Geographic stability is one focus of SILJ’s construction. The top country exposures for SILJ are Canada and the United States, Magoon emphasizes. Both countries provide stable regulatory environments and robust infrastructure, reducing the operational risks associated with mining in less stable regions. This stability is crucial for advisors looking for reliable investment opportunities in the mining sector.
Magoon also explains that silver is often sourced from jurisdictions with better regulatory practices and labor conditions than those where some rare earth metals are sourced. Rare earth metals are essential for future technologies, but they are often associated with social and environmental concerns. Silver, on the other hand, presents a cleaner future-forward alternative, especially in the context of an economy transitioning from fossil fuels to clean energy.

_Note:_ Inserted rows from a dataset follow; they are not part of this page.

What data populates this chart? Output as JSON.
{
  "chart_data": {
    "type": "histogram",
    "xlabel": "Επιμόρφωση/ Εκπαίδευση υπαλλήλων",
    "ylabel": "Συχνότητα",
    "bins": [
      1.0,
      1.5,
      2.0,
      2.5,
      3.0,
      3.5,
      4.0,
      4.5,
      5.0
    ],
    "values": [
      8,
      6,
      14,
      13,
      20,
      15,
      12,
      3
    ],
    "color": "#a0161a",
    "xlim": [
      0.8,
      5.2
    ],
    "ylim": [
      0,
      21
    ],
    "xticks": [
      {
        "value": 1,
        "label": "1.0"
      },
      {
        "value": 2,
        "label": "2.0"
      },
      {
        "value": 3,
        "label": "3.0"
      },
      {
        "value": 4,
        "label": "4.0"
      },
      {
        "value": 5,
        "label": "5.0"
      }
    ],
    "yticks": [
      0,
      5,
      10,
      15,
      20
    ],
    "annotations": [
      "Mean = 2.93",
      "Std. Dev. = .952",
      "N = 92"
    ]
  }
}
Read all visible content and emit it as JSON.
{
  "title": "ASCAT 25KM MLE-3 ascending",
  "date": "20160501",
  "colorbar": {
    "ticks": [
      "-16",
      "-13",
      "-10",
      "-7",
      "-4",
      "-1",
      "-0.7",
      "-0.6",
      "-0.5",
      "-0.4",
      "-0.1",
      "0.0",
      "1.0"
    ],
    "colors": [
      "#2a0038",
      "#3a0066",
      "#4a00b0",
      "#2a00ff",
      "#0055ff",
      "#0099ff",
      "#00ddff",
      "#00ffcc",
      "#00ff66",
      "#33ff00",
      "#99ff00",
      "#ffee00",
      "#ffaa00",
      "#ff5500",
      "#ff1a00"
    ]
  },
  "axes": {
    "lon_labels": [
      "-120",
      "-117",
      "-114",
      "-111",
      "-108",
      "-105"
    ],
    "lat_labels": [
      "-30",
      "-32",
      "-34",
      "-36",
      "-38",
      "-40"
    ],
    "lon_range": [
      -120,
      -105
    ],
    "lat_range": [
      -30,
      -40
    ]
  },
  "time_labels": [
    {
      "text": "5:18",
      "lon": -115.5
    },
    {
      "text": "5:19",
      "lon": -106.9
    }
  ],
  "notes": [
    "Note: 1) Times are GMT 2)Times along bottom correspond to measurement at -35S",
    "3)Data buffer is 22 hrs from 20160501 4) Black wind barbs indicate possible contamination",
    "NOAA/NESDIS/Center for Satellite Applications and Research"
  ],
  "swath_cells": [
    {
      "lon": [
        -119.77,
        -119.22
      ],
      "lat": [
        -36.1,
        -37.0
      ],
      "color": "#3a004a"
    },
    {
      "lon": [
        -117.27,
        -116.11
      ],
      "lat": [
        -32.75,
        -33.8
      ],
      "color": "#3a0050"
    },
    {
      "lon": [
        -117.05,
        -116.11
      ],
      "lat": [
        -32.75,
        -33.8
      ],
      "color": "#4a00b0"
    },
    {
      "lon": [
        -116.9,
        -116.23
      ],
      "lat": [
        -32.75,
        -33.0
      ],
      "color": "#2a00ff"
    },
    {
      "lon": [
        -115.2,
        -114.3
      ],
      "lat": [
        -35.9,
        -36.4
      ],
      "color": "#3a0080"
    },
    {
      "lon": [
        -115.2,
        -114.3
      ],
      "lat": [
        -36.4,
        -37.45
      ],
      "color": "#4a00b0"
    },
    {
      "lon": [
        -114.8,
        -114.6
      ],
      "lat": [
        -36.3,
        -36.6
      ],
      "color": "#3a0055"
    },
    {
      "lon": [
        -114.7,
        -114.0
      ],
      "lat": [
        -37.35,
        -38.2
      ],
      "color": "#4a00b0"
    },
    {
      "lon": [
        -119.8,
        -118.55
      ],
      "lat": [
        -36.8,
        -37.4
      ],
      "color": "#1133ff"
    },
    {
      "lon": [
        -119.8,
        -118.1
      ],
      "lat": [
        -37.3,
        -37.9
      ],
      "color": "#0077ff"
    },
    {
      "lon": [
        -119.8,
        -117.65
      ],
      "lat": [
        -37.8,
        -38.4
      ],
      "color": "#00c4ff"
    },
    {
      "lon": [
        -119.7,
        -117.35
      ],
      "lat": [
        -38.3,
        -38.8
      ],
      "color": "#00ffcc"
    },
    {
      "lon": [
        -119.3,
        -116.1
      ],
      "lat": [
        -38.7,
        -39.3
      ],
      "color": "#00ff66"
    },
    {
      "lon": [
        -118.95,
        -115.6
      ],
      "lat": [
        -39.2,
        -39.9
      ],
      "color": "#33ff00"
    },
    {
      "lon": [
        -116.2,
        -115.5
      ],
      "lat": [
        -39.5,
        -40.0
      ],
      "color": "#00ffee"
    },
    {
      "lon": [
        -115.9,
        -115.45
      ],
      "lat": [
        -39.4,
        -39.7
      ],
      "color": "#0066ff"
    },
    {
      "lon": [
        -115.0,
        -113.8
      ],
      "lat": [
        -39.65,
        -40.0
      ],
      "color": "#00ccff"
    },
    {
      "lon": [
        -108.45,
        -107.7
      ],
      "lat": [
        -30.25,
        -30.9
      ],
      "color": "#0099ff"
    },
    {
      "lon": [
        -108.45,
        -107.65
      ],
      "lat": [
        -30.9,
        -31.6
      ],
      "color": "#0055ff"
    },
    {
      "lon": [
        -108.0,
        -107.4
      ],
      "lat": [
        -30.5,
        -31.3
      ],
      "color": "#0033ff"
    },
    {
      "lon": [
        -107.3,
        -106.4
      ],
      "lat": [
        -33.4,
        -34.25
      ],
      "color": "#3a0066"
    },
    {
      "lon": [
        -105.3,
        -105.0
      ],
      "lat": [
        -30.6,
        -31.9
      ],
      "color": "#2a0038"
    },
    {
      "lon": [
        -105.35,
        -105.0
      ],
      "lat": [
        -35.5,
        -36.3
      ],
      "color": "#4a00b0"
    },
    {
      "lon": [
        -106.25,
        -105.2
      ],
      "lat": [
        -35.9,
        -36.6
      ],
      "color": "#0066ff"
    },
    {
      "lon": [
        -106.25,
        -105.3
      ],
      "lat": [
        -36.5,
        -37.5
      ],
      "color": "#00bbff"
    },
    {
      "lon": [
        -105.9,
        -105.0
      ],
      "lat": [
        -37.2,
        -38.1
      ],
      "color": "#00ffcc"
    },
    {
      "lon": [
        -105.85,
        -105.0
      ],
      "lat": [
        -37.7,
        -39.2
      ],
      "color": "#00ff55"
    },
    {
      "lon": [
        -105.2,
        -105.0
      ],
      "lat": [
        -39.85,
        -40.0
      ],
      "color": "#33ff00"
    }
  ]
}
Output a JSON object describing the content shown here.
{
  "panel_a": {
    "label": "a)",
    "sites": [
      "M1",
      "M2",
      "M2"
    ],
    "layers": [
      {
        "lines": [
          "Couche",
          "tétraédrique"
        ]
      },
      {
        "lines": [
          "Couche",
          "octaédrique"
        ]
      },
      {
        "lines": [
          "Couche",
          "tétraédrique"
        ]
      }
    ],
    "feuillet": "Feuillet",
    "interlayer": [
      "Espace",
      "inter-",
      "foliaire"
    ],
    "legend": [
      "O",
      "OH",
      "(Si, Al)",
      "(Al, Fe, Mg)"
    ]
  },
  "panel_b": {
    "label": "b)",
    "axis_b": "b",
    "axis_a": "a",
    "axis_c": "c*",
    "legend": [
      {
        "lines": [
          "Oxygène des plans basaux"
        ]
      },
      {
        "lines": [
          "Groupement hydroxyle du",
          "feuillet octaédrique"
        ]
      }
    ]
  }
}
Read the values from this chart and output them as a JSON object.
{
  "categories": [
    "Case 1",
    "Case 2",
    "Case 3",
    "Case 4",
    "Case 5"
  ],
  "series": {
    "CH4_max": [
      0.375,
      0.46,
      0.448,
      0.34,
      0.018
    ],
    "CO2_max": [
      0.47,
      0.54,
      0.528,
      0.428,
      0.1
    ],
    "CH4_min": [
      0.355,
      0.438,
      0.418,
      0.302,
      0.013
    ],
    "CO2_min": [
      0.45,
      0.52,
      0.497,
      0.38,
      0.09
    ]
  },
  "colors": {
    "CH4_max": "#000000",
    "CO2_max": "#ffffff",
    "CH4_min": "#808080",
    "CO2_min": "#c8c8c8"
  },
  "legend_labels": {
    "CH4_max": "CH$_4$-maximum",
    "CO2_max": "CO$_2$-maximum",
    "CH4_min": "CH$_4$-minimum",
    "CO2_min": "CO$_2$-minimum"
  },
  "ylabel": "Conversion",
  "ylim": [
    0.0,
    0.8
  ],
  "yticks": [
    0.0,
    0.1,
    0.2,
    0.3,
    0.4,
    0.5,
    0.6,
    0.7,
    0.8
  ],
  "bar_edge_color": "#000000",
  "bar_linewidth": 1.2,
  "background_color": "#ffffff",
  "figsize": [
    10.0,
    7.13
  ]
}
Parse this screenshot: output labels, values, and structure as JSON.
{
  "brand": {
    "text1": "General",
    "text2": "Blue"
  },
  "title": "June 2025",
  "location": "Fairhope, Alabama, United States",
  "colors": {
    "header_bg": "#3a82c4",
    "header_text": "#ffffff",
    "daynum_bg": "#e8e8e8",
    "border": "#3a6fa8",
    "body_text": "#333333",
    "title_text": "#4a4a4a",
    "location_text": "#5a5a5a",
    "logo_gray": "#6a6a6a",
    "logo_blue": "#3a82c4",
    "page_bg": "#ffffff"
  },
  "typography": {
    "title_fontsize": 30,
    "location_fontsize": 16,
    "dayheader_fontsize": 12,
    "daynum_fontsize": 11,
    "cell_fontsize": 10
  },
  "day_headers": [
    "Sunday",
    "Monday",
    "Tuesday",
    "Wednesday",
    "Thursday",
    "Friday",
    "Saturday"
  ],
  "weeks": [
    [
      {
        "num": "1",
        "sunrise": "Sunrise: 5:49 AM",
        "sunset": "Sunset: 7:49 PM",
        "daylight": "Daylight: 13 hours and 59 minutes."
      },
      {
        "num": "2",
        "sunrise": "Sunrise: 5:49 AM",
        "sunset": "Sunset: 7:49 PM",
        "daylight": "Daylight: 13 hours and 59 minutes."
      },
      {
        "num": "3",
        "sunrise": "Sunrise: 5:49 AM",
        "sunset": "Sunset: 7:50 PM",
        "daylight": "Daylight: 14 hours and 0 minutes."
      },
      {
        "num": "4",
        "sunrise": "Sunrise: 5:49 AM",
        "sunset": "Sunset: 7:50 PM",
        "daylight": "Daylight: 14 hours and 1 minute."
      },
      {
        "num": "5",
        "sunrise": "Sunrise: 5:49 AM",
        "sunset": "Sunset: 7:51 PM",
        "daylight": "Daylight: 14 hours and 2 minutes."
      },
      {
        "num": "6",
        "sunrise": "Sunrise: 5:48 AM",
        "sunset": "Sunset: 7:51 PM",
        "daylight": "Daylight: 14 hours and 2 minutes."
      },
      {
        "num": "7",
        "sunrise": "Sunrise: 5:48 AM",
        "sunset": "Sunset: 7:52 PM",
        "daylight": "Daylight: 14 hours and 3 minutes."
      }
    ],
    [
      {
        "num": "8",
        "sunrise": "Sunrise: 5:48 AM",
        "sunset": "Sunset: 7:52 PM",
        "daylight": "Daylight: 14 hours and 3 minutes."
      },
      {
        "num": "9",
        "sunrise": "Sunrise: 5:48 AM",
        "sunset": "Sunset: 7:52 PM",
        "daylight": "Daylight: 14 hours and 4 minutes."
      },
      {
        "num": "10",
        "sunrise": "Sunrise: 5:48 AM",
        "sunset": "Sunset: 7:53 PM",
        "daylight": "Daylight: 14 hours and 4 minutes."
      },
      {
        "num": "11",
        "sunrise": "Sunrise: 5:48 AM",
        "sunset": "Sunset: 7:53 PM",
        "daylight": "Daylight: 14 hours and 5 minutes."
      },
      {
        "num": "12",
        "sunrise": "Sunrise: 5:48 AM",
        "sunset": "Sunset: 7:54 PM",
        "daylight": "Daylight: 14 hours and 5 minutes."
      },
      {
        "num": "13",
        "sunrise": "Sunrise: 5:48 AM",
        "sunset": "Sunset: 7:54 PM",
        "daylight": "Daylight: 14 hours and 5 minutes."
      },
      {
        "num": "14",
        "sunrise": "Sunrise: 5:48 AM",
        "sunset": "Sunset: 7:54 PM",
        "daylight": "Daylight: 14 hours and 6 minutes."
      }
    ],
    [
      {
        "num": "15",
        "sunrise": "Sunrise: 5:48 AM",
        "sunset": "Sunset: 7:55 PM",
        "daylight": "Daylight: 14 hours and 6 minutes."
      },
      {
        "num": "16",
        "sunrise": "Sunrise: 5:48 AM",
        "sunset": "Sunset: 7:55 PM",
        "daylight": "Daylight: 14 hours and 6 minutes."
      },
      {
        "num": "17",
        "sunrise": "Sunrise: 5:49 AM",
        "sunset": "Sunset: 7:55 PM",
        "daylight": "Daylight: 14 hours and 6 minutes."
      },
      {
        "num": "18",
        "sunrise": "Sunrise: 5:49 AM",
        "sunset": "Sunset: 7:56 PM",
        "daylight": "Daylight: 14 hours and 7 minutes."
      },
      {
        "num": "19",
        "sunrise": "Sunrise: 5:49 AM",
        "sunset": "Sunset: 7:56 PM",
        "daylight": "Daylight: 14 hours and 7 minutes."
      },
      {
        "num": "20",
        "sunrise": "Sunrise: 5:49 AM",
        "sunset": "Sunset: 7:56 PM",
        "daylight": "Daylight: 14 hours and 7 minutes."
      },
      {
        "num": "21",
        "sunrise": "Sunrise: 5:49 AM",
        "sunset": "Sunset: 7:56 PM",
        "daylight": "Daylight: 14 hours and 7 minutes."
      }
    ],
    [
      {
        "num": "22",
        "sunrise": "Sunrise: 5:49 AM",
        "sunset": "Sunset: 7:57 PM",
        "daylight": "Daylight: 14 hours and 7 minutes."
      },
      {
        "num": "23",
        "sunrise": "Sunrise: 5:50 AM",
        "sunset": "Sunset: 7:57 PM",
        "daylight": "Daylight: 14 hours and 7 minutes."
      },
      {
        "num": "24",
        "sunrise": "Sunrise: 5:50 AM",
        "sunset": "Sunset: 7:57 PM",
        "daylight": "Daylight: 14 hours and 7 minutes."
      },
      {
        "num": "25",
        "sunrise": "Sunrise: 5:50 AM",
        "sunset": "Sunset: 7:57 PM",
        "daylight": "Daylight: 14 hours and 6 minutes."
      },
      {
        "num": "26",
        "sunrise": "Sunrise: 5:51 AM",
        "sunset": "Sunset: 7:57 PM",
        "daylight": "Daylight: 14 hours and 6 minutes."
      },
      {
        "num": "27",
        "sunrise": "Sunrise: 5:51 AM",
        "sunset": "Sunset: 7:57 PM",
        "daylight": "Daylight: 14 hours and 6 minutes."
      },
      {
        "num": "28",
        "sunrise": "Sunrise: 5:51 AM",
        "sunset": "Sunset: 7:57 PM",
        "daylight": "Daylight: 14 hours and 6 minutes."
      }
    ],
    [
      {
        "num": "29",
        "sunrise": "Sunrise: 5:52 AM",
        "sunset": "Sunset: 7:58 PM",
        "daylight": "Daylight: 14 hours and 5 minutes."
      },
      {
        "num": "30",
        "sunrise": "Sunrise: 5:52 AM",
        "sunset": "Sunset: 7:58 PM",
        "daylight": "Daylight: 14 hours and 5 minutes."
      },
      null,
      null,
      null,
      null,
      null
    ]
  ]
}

When asked about the continuation of the commodity cycle and whether precious metals have peaked, Magoon is optimistic, citing several factors that support continued demand and price increases for silver. The ongoing transition to clean energy, increasing digitalization, and geopolitical uncertainties all point toward sustained demand for silver. The record demand that silver experienced in 2023 shows no signs of abating.
Silver’s unique combination of uses—as a store of value and in industrial applications—makes it a pivotal component in the global economy. Demand across both these vectors is likely to keep silver prices on an upward trajectory, creating a favorable environment for junior silver mining companies. SILJ, with its diversified portfolio of junior miners, is well positioned to capitalize on this trend.
Of course, advisors are already integrating SILJ into their clients’ portfolios. Many employ it as a tactical allocation, leveraging the fund’s volatility to capitalize on rising silver prices, Magoon says. The ETF’s outperformance of the S&P 500 in April illustrates the potential for significant returns. This tactical approach allows advisors to adjust their allocations based on market conditions, enhancing overall portfolio performance.
Additionally, some investors with existing commodity allocations are supplementing their physical gold and silver holdings with SILJ to gain equity exposure. This approach offers diversification and the potential for higher returns, especially in a rising silver market.
Whatever the deployment, the Amplify Junior Silver Miners ETF (SILJ) may represent a unique and timely investment opportunity for advisors and their clients. Its focus on junior silver mining companies provides leverage to rising silver prices, while its geographic stability and diversified portfolio mitigate some of the inherent risks in the mining sector. Given the current market conditions and the ongoing demand for silver in both industrial and investment contexts, SILJ is a compelling addition to any diversified investment strategy.
For advisors looking to differentiate their clients’ portfolios, SILJ offers a strategic option to capitalize on the unique dynamics of the silver market. As Magoon explains, this ETF allows investors to access a diverse range of silver mining companies without the need to select individual stocks, providing a simplified yet effective way to gain exposure to this critical commodity.
As the market for precious metals continues to evolve, staying informed and adaptable will be key to leveraging the opportunities presented by ETFs such as SILJ.